No documento Joao Guilherme de Moura Rocha Parente Muniz (páginas 168-173)

CAPÍTULO VI – A RESPONSABILIZAÇÃO TRIBUTÁRIA DOS GRUPOS

6.3.1   O artigo 124, II do Código Tributário Nacional e a solidariedade tributária do artigo

A hipótese de responsabilidade solidária de direito prevista no artigo 30, IX da Lei 8.212, de 24 de julho de 1991, é a única menção expressa de responsabilização de grupos societários em todo a legislação tributária brasileira.

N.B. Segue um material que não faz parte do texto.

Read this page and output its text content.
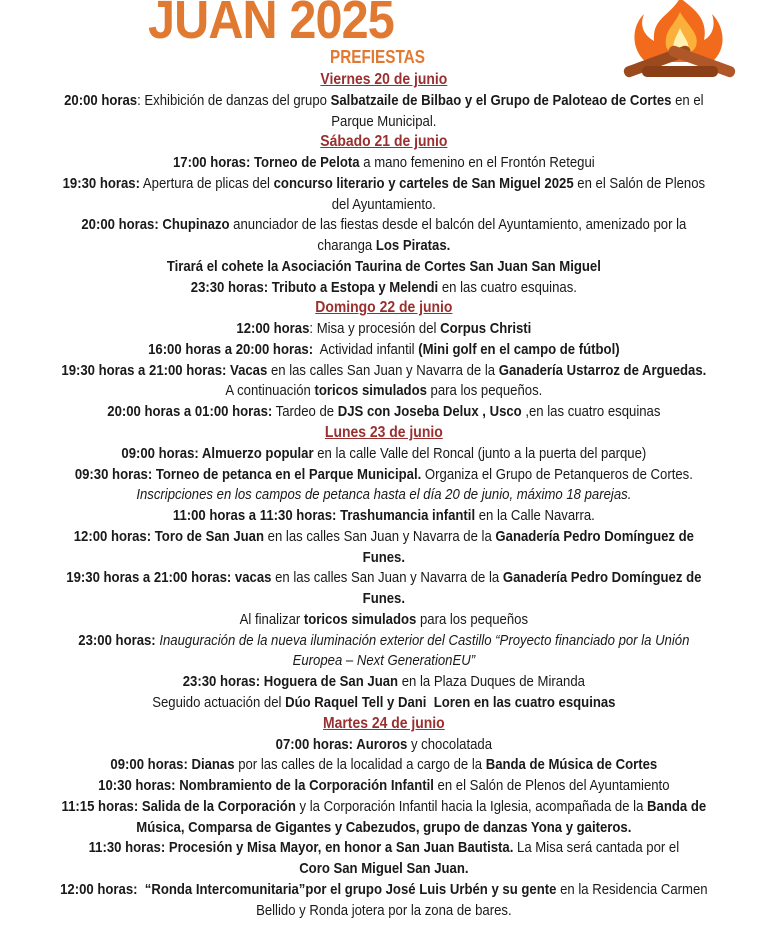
JUAN 2025
PREFIESTAS
Viernes 20 de junio
20:00 horas: Exhibición de danzas del grupo Salbatzaile de Bilbao y el Grupo de Paloteao de Cortes en el
Parque Municipal.
Sábado 21 de junio
17:00 horas: Torneo de Pelota a mano femenino en el Frontón Retegui
19:30 horas: Apertura de plicas del concurso literario y carteles de San Miguel 2025 en el Salón de Plenos
del Ayuntamiento.
20:00 horas: Chupinazo anunciador de las fiestas desde el balcón del Ayuntamiento, amenizado por la
charanga Los Piratas.
Tirará el cohete la Asociación Taurina de Cortes San Juan San Miguel
23:30 horas: Tributo a Estopa y Melendi en las cuatro esquinas.
Domingo 22 de junio
12:00 horas: Misa y procesión del Corpus Christi
16:00 horas a 20:00 horas:  Actividad infantil (Mini golf en el campo de fútbol)
19:30 horas a 21:00 horas: Vacas en las calles San Juan y Navarra de la Ganadería Ustarroz de Arguedas.
A continuación toricos simulados para los pequeños.
20:00 horas a 01:00 horas: Tardeo de DJS con Joseba Delux , Usco ,en las cuatro esquinas
Lunes 23 de junio
09:00 horas: Almuerzo popular en la calle Valle del Roncal (junto a la puerta del parque)
09:30 horas: Torneo de petanca en el Parque Municipal. Organiza el Grupo de Petanqueros de Cortes.
Inscripciones en los campos de petanca hasta el día 20 de junio, máximo 18 parejas.
11:00 horas a 11:30 horas: Trashumancia infantil en la Calle Navarra.
12:00 horas: Toro de San Juan en las calles San Juan y Navarra de la Ganadería Pedro Domínguez de
Funes.
19:30 horas a 21:00 horas: vacas en las calles San Juan y Navarra de la Ganadería Pedro Domínguez de
Funes.
Al finalizar toricos simulados para los pequeños
23:00 horas: Inauguración de la nueva iluminación exterior del Castillo “Proyecto financiado por la Unión
Europea – Next GenerationEU”
23:30 horas: Hoguera de San Juan en la Plaza Duques de Miranda
Seguido actuación del Dúo Raquel Tell y Dani  Loren en las cuatro esquinas
Martes 24 de junio
07:00 horas: Auroros y chocolatada
09:00 horas: Dianas por las calles de la localidad a cargo de la Banda de Música de Cortes
10:30 horas: Nombramiento de la Corporación Infantil en el Salón de Plenos del Ayuntamiento
11:15 horas: Salida de la Corporación y la Corporación Infantil hacia la Iglesia, acompañada de la Banda de
Música, Comparsa de Gigantes y Cabezudos, grupo de danzas Yona y gaiteros.
11:30 horas: Procesión y Misa Mayor, en honor a San Juan Bautista. La Misa será cantada por el
Coro San Miguel San Juan.
12:00 horas:  “Ronda Intercomunitaria”por el grupo José Luis Urbén y su gente en la Residencia Carmen
Bellido y Ronda jotera por la zona de bares.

A mencionada lei ordinária tem por escopo organizar a Seguridade Social e estabelecer os meios para seu custeio, o que o faz com a instituição de algumas contribuições sociais previstas pela Constituição Federal em seu artigo 195. Tal estrutura estabelece a

171 DARZÉ, Andréa Medrado. Responsabilidade Tributária: Solidariedade e Subsidiariedade. São Paulo:

conhecida fórmula do Tríplice Custeio da Seguridade Social na qual participam o Estado, os empregadores e os próprios empregados.

A expressa previsão constitucional aos fatos geradores é o que torna possível a uma lei ordinária a instituição dessas contribuições, caso contrário, seria necessária a veiculação através de lei complementar. Esta é, inclusive, a posição há tempos pacífica do Supremo Tribunal Federal (vide RE 148.754/RJ, Rel. Min. Carlos Velloso, j. 24/06/1993, DJ 04/03/1994). Ademais, por não se tratar de imposto propriamente dito, desnecessária a obediência ao comando do artigo 146, III, a, da Constituição Federal.

Assim, no exercício de sua legítima competência, o legislador ordinário instituiu a lei 8.212/1991 e, dentre os vários comandos normativos lá contidos, inseriu o artigo 30, IX, nos seguintes termos:

Art. 30. A arrecadação e o recolhimento das contribuições ou de outras importâncias devidas à Seguridade Social obedecem às seguintes normas: (...)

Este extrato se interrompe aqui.